Am Ende des Prozesses gegen Scopes führte Darrow Bryan selbst in einer der dramatischsten Szenen der Gerichtsgeschichte als Expertenzeuge für die Bibel auf. Mit vorgetäuschtem Unglauben fragte Darrow Bryan, ob er nie versucht habe, ältere und andere Zivilisationen kennenzulernen.

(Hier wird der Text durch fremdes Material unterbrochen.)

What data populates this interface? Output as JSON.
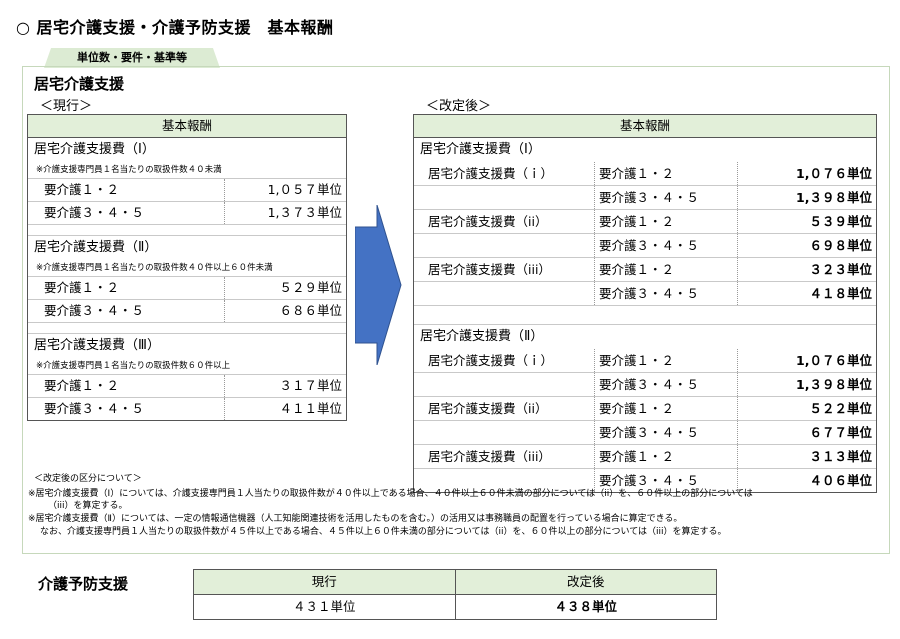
{
  "title": "○ 居宅介護支援・介護予防支援　基本報酬",
  "tag": "単位数・要件・基準等",
  "section": "居宅介護支援",
  "current_label": "＜現行＞",
  "revised_label": "＜改定後＞",
  "left_header": "基本報酬",
  "right_header": "基本報酬",
  "current": {
    "g1": {
      "name": "居宅介護支援費（Ⅰ）",
      "note": "※介護支援専門員１名当たりの取扱件数４０未満",
      "r1_label": "要介護１・２",
      "r1_value": "1,０５７単位",
      "r2_label": "要介護３・４・５",
      "r2_value": "1,３７３単位"
    },
    "g2": {
      "name": "居宅介護支援費（Ⅱ）",
      "note": "※介護支援専門員１名当たりの取扱件数４０件以上６０件未満",
      "r1_label": "要介護１・２",
      "r1_value": "５２９単位",
      "r2_label": "要介護３・４・５",
      "r2_value": "６８６単位"
    },
    "g3": {
      "name": "居宅介護支援費（Ⅲ）",
      "note": "※介護支援専門員１名当たりの取扱件数６０件以上",
      "r1_label": "要介護１・２",
      "r1_value": "３１７単位",
      "r2_label": "要介護３・４・５",
      "r2_value": "４１１単位"
    }
  },
  "revised": {
    "I": {
      "name": "居宅介護支援費（Ⅰ）",
      "i": {
        "name": "居宅介護支援費（ｉ）",
        "r1": "要介護１・２",
        "v1": "1,０７６単位",
        "r2": "要介護３・４・５",
        "v2": "1,３９８単位"
      },
      "ii": {
        "name": "居宅介護支援費（ii）",
        "r1": "要介護１・２",
        "v1": "５３９単位",
        "r2": "要介護３・４・５",
        "v2": "６９８単位"
      },
      "iii": {
        "name": "居宅介護支援費（iii）",
        "r1": "要介護１・２",
        "v1": "３２３単位",
        "r2": "要介護３・４・５",
        "v2": "４１８単位"
      }
    },
    "II": {
      "name": "居宅介護支援費（Ⅱ）",
      "i": {
        "name": "居宅介護支援費（ｉ）",
        "r1": "要介護１・２",
        "v1": "1,０７６単位",
        "r2": "要介護３・４・５",
        "v2": "1,３９８単位"
      },
      "ii": {
        "name": "居宅介護支援費（ii）",
        "r1": "要介護１・２",
        "v1": "５２２単位",
        "r2": "要介護３・４・５",
        "v2": "６７７単位"
      },
      "iii": {
        "name": "居宅介護支援費（iii）",
        "r1": "要介護１・２",
        "v1": "３１３単位",
        "r2": "要介護３・４・５",
        "v2": "４０６単位"
      }
    }
  },
  "notes": {
    "heading": "＜改定後の区分について＞",
    "n1": "※居宅介護支援費（Ⅰ）については、介護支援専門員１人当たりの取扱件数が４０件以上である場合、４０件以上６０件未満の部分については（ii）を、６０件以上の部分については",
    "n1b": "（iii）を算定する。",
    "n2": "※居宅介護支援費（Ⅱ）については、一定の情報通信機器（人工知能関連技術を活用したものを含む。）の活用又は事務職員の配置を行っている場合に算定できる。",
    "n3": "なお、介護支援専門員１人当たりの取扱件数が４５件以上である場合、４５件以上６０件未満の部分については（ii）を、６０件以上の部分については（iii）を算定する。"
  },
  "prevention": {
    "title": "介護予防支援",
    "col_current": "現行",
    "col_revised": "改定後",
    "val_current": "４３１単位",
    "val_revised": "４３８単位"
  },
  "colors": {
    "header_bg": "#e2efd9",
    "arrow": "#4472c4"
  }
}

Bryan antwortete: “Nein, Sir, ich war mit der christlichen Religion so zufrieden, dass ich keine Zeit damit verbracht habe, Argumente dagegen zu finden.”

“Hatten Sie Angst, etwas finden zu können?”, entgegnete Darrow.

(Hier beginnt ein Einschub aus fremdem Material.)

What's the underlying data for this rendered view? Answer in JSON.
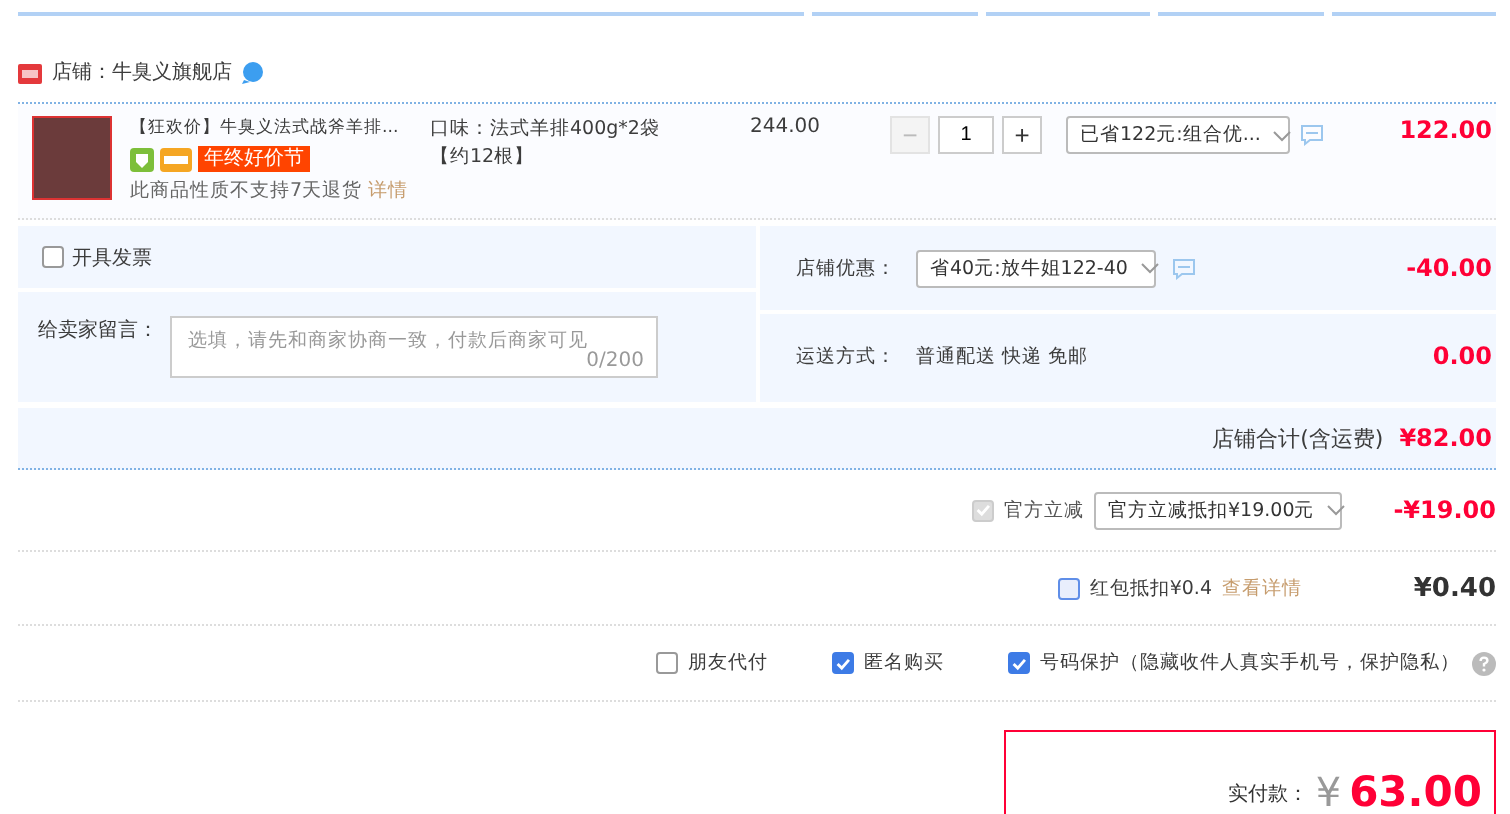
{
  "shop": {
    "label": "店铺：牛臭义旗舰店"
  },
  "item": {
    "title": "【狂欢价】牛臭义法式战斧羊排...",
    "badge": "年终好价节",
    "notice": "此商品性质不支持7天退货",
    "notice_link": "详情",
    "attribute": "口味：法式羊排400g*2袋【约12根】",
    "price": "244.00",
    "quantity": "1",
    "minus_disabled": true,
    "minus": "−",
    "plus": "+",
    "promo": "已省122元:组合优...",
    "subtotal": "122.00"
  },
  "invoice": {
    "label": "开具发票",
    "checked": false
  },
  "message": {
    "label": "给卖家留言：",
    "placeholder": "选填，请先和商家协商一致，付款后商家可见",
    "counter": "0/200"
  },
  "shop_discount": {
    "label": "店铺优惠：",
    "value": "省40元:放牛姐122-40",
    "amount": "-40.00"
  },
  "shipping": {
    "label": "运送方式：",
    "value": "普通配送 快递 免邮",
    "amount": "0.00"
  },
  "shop_total": {
    "label": "店铺合计(含运费)",
    "amount": "¥82.00"
  },
  "official_discount": {
    "label": "官方立减",
    "checked": true,
    "disabled": true,
    "value": "官方立减抵扣¥19.00元",
    "amount": "-¥19.00"
  },
  "red_packet": {
    "label": "红包抵扣¥0.4",
    "checked": false,
    "link": "查看详情",
    "amount": "¥0.40"
  },
  "options": [
    {
      "label": "朋友代付",
      "checked": false
    },
    {
      "label": "匿名购买",
      "checked": true
    },
    {
      "label": "号码保护（隐藏收件人真实手机号，保护隐私）",
      "checked": true
    }
  ],
  "payment": {
    "label": "实付款：",
    "currency": "¥",
    "amount": "63.00"
  }
}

Bei meinen Recherchen für meinen neuen Roman (angesiedelt im Dayton des Jahres 1925) sah ich, dass die Neigung zur Bestätigungsverzerrung keineswegs auf Gläubige beschränkt ist. In seiner Befragung von Bryan bohrte Darrow sich in die scheinbare Absurdität einer biblischen Geschichte nach der anderen ein. Hat Jona wirklich in einem Wal gelebt? Wusste Bryan nicht, was mit der Erde passiert wäre, wenn Josua die Sonne wirklich zum Stillstand gebracht hätte? Journalisten – insbesondere nördliche Journalisten – freuten sich über jeden vermeintlichen Treffer. Ihre Berichte – und die spätere fiktionalisierte Darstellung in “Inherit the Wind” – machten Bryans Antworten und Bryan selbst lächerlich. Aber für viele Zuschauer und für jeden, der bereit war, einen anderen Standpunkt zu verstehen, hatte Bryans Antwort eine schöne Logik: “Für mich ist ein Wunder genauso leicht zu glauben wie ein anderes.”

Vielsagender als die spöttischen Beschreibungen dieser Austausche – oder sogar die vielen Beleidigungen, die Mencken Bryan gegenüber verwendete – war ein Satz, den er über die Bewohner von Dayton schrieb: “Sie wissen wenig, wenn überhaupt etwas, das es wert ist zu wissen, und es gibt keinerlei Anzeichen für einen natürlichen Wunsch unter ihnen, ihr Wissen zu erweitern.”

Es ist nicht bekannt, wie lange der Prozess angedauert hätte, wenn Richter John Raulston den wissenschaftlichen Zeugen der Verteidigung erlaubt hätte auszusagen. Aber die vielen Experten, die nach Dayton gebracht worden waren, um Beweise in den Bereichen Geologie, Zoologie, Anthropologie und mehr vorzulegen, durften ihre eidesstattlichen Erklärungen nur verlesen, bevor sie wieder weggeschickt wurden. Sie hätten fromme Menschen nicht davon abgebracht, fromm zu sein, und das hatten sie auch nicht beabsichtigt. Aber sie hätten einigen helfen können, “ihr Wissen zu erweitern” – zu erkennen, dass Wissenschaft eine Sache ist und Religion eine andere.